I’m a huge fan of Dave Ramsey. Thanks to some of his teachings, my husband and I are almost debt free and a lot more responsible with our money. We have two paid off vehicles, no mortgage, and have cut our lifestyle back enough that we don’t have to worry about too many bills that we can’t afford. My husband even once took his advice about working two jobs, much to my chagrin, and worked evenings at a gas station. Right now, when my husband is home and can watch the kids, I am working part time at a grocery store. Yeah, it’s minimum wage, but it’s money. Every little bit helps.
There’s really only one thing about his teachings that sticks in my craw. It’s not the debt snowball – that’s brilliant. Pay off a small debt, roll that payment into the next largest debt, pay off that one, and keep rolling payments together until you have everything paid off. It’s not the gazelle intensity – that’s genius. Attack your debt and don’t let anything get in your way. No… what irritates me the most is how he responds to people when they ask him how he’s doing. He says, “Better than I deserve.” I thought that was pretty cool when I first read his books and we were on our way. I mean, I once felt like I didn’t really deserve much good coming my way because of the financial mess I was in. But now? Now we’ve done a complete 180 and I honestly feel like we DO deserve a bit of good after all our sacrifice and hard work.
It just doesn’t make sense to me. Better than I deserve. What does that mean, anyway? Well, taken in the context he says it in, I’m guessing it’s a religious sentiment meaning that we all fall short of the glory of god and should be thankful that this glorious god sees fit to grant us existence in his wonderful world and bless us all with things like food and shelter and life insurance. But wait… is that really how some people think? Do they really attribute any effort they put in to bettering their lives as some sort of divine interference that never would have happened if this benevolent deity had decided not to take pity on their poor, wretched souls? Is it really the consequence of some random blessing instead of hard work and sacrifice?

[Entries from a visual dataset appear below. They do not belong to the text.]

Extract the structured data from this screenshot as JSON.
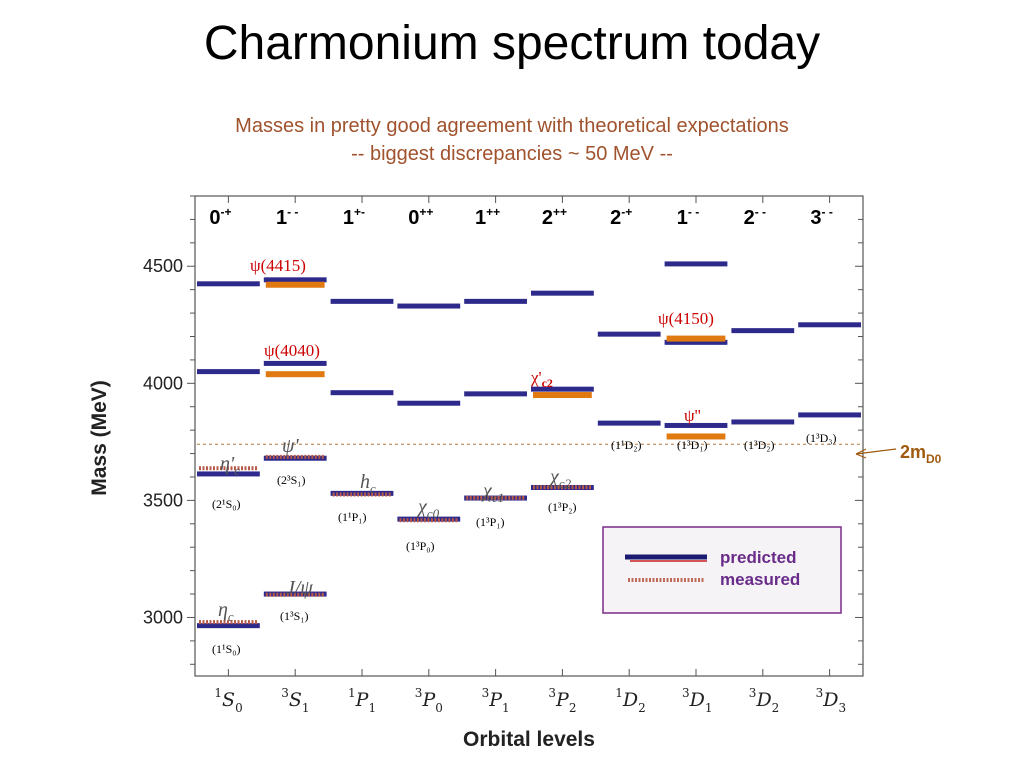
{
  "slide": {
    "title": "Charmonium spectrum today",
    "subtitle_line1": "Masses in pretty good agreement with theoretical expectations",
    "subtitle_line2": "-- biggest discrepancies ~ 50 MeV --"
  },
  "colors": {
    "predicted": "#2e2a8c",
    "measured": "#e07a10",
    "threshold": "#b07a40",
    "legend_border": "#7a2a8a",
    "label_red": "#cc0000"
  },
  "chart_data": {
    "type": "level-diagram",
    "xlabel": "Orbital levels",
    "ylabel": "Mass (MeV)",
    "ylim": [
      2750,
      4800
    ],
    "y_ticks": [
      3000,
      3500,
      4000,
      4500
    ],
    "grid": false,
    "columns": [
      {
        "orb_l": "S",
        "orb_sup": "1",
        "orb_sub": "0",
        "jpc_main": "0",
        "jpc_sup": "-+"
      },
      {
        "orb_l": "S",
        "orb_sup": "3",
        "orb_sub": "1",
        "jpc_main": "1",
        "jpc_sup": "- -"
      },
      {
        "orb_l": "P",
        "orb_sup": "1",
        "orb_sub": "1",
        "jpc_main": "1",
        "jpc_sup": "+-"
      },
      {
        "orb_l": "P",
        "orb_sup": "3",
        "orb_sub": "0",
        "jpc_main": "0",
        "jpc_sup": "++"
      },
      {
        "orb_l": "P",
        "orb_sup": "3",
        "orb_sub": "1",
        "jpc_main": "1",
        "jpc_sup": "++"
      },
      {
        "orb_l": "P",
        "orb_sup": "3",
        "orb_sub": "2",
        "jpc_main": "2",
        "jpc_sup": "++"
      },
      {
        "orb_l": "D",
        "orb_sup": "1",
        "orb_sub": "2",
        "jpc_main": "2",
        "jpc_sup": "-+"
      },
      {
        "orb_l": "D",
        "orb_sup": "3",
        "orb_sub": "1",
        "jpc_main": "1",
        "jpc_sup": "- -"
      },
      {
        "orb_l": "D",
        "orb_sup": "3",
        "orb_sub": "2",
        "jpc_main": "2",
        "jpc_sup": "- -"
      },
      {
        "orb_l": "D",
        "orb_sup": "3",
        "orb_sub": "3",
        "jpc_main": "3",
        "jpc_sup": "- -"
      }
    ],
    "series": [
      {
        "name": "predicted",
        "kind": "predicted",
        "points": [
          {
            "col": 0,
            "mass": 2965
          },
          {
            "col": 0,
            "mass": 3613
          },
          {
            "col": 0,
            "mass": 4050
          },
          {
            "col": 0,
            "mass": 4425
          },
          {
            "col": 1,
            "mass": 3100
          },
          {
            "col": 1,
            "mass": 3680
          },
          {
            "col": 1,
            "mass": 4085
          },
          {
            "col": 1,
            "mass": 4442
          },
          {
            "col": 2,
            "mass": 3530
          },
          {
            "col": 2,
            "mass": 3960
          },
          {
            "col": 2,
            "mass": 4350
          },
          {
            "col": 3,
            "mass": 3420
          },
          {
            "col": 3,
            "mass": 3915
          },
          {
            "col": 3,
            "mass": 4330
          },
          {
            "col": 4,
            "mass": 3510
          },
          {
            "col": 4,
            "mass": 3955
          },
          {
            "col": 4,
            "mass": 4350
          },
          {
            "col": 5,
            "mass": 3555
          },
          {
            "col": 5,
            "mass": 3975
          },
          {
            "col": 5,
            "mass": 4385
          },
          {
            "col": 6,
            "mass": 3830
          },
          {
            "col": 6,
            "mass": 4210
          },
          {
            "col": 7,
            "mass": 3820
          },
          {
            "col": 7,
            "mass": 4175
          },
          {
            "col": 7,
            "mass": 4510
          },
          {
            "col": 8,
            "mass": 3835
          },
          {
            "col": 8,
            "mass": 4225
          },
          {
            "col": 9,
            "mass": 3865
          },
          {
            "col": 9,
            "mass": 4250
          }
        ]
      },
      {
        "name": "measured",
        "kind": "measured",
        "points": [
          {
            "col": 0,
            "mass": 2980,
            "state": "η_c",
            "spec": "(1¹S₀)"
          },
          {
            "col": 0,
            "mass": 3637,
            "state": "η'_c",
            "spec": "(2¹S₀)"
          },
          {
            "col": 1,
            "mass": 3097,
            "state": "J/ψ",
            "spec": "(1³S₁)"
          },
          {
            "col": 1,
            "mass": 3686,
            "state": "ψ'",
            "spec": "(2³S₁)"
          },
          {
            "col": 1,
            "mass": 4039,
            "state": "ψ(4040)"
          },
          {
            "col": 1,
            "mass": 4421,
            "state": "ψ(4415)"
          },
          {
            "col": 2,
            "mass": 3525,
            "state": "h_c",
            "spec": "(1¹P₁)"
          },
          {
            "col": 3,
            "mass": 3415,
            "state": "χ_c0",
            "spec": "(1³P₀)"
          },
          {
            "col": 4,
            "mass": 3511,
            "state": "χ_c1",
            "spec": "(1³P₁)"
          },
          {
            "col": 5,
            "mass": 3556,
            "state": "χ_c2",
            "spec": "(1³P₂)"
          },
          {
            "col": 5,
            "mass": 3950,
            "state": "χ'_c2"
          },
          {
            "col": 7,
            "mass": 3773,
            "state": "ψ''"
          },
          {
            "col": 7,
            "mass": 4191,
            "state": "ψ(4150)"
          }
        ]
      }
    ],
    "threshold": {
      "mass": 3740,
      "label_main": "2m",
      "label_sub": "D0"
    },
    "legend": {
      "position": "bottom-right",
      "predicted": "predicted",
      "measured": "measured"
    },
    "annotations": {
      "psi4415": "ψ(4415)",
      "psi4040": "ψ(4040)",
      "psi4150": "ψ(4150)",
      "chi_c2_prime": "χ'",
      "chi_c2_prime_sub": "c2",
      "psi_dd": "ψ''"
    },
    "symbols": {
      "eta_c": "η",
      "eta_c_sub": "c",
      "eta_c_prime": "η'",
      "eta_c_prime_sub": "c",
      "jpsi": "J/ψ",
      "psi_prime": "ψ'",
      "h_c": "h",
      "h_c_sub": "c",
      "chi_c0": "χ",
      "chi_c0_sub": "c0",
      "chi_c1": "χ",
      "chi_c1_sub": "c1",
      "chi_c2": "χ",
      "chi_c2_sub": "c2"
    },
    "spec_labels": {
      "s11_0": "(1¹S₀)",
      "s21_0": "(2¹S₀)",
      "s13_1": "(1³S₁)",
      "s23_1": "(2³S₁)",
      "p11_1": "(1¹P₁)",
      "p13_0": "(1³P₀)",
      "p13_1": "(1³P₁)",
      "p13_2": "(1³P₂)",
      "d11_2": "(1¹D₂)",
      "d13_1": "(1³D₁)",
      "d13_2": "(1³D₂)",
      "d13_3": "(1³D₃)"
    }
  }
}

I’m not a big believer in karma or divine intervention. What goes around doesn’t always come around. Sometimes you’re lucky, and sometimes you’re not. But I do believe that if you work hard for something and really strive to do the best you can, then you’ll be rewarded for your efforts. I see so many lazy indigents these days who blame some invisible god for all their suffering or piously celebrate each little unearned victory in their life and attribute it to some god or another blessing them. I see people who have strove for excellence in their lives, people who have poured their blood, sweat, and tears into a life of achievements… yet the credit all goes to some non-existent eye in the sky. Why? Why is it so scary to think that we as humans can EARN and DESERVE a good life?
Why is it shameful to think of yourself as a good person deserving of the love, admiration, and praise of other people?
There’s too much hate, fear, and shame in this world. People hate themselves. People hate each other. People hate anything different. They fear the unknown and the wonderful. People who ascribe to this “better than I deserve” mindset don’t value themselves as highly as they should. If you respect yourself, if you have not fallen prey to greed, hate, laziness, disrespect for other people, and any other indicators of a poor morality, then why not walk with your chin held high? Be proud of all the things that you and you alone have accomplished. Respect yourself enough to give credit where credit is due: you.
In my opinion, the only time it’s okay to use the “better than I deserve” line is if you truly don’t deserve good. If you are an abuser of help via your community, your friends, your family, your government, or your church… you don’t deserve good. When good happens to you, you are undeserving. If you harbor hate in your heart for people who have done you no harm but are of a different race, creed, religion, gender, culture, or sexuality… then you don’t deserve good. If you are in a hole that you dug yourself and you blame everyone but yourself while you wallow in your self-made misery instead of doing something about it… you don’t deserve good.
I know he’ll probably never read this, but Dave Ramsey DOES deserve good things. He’s helped not only himself and his family, but thousands upon thousands of other people. Dave, and anyone else who has worked hard to achieve good things in their life, you deserve better. You’ve earned better.
When people ask me how I am, I smile and tell them, “Fantastic!” because I am confident that I am responsible for my own happiness and my own self-worth. Right now, I’m pretty happy and feeling very worthy. So, how are you?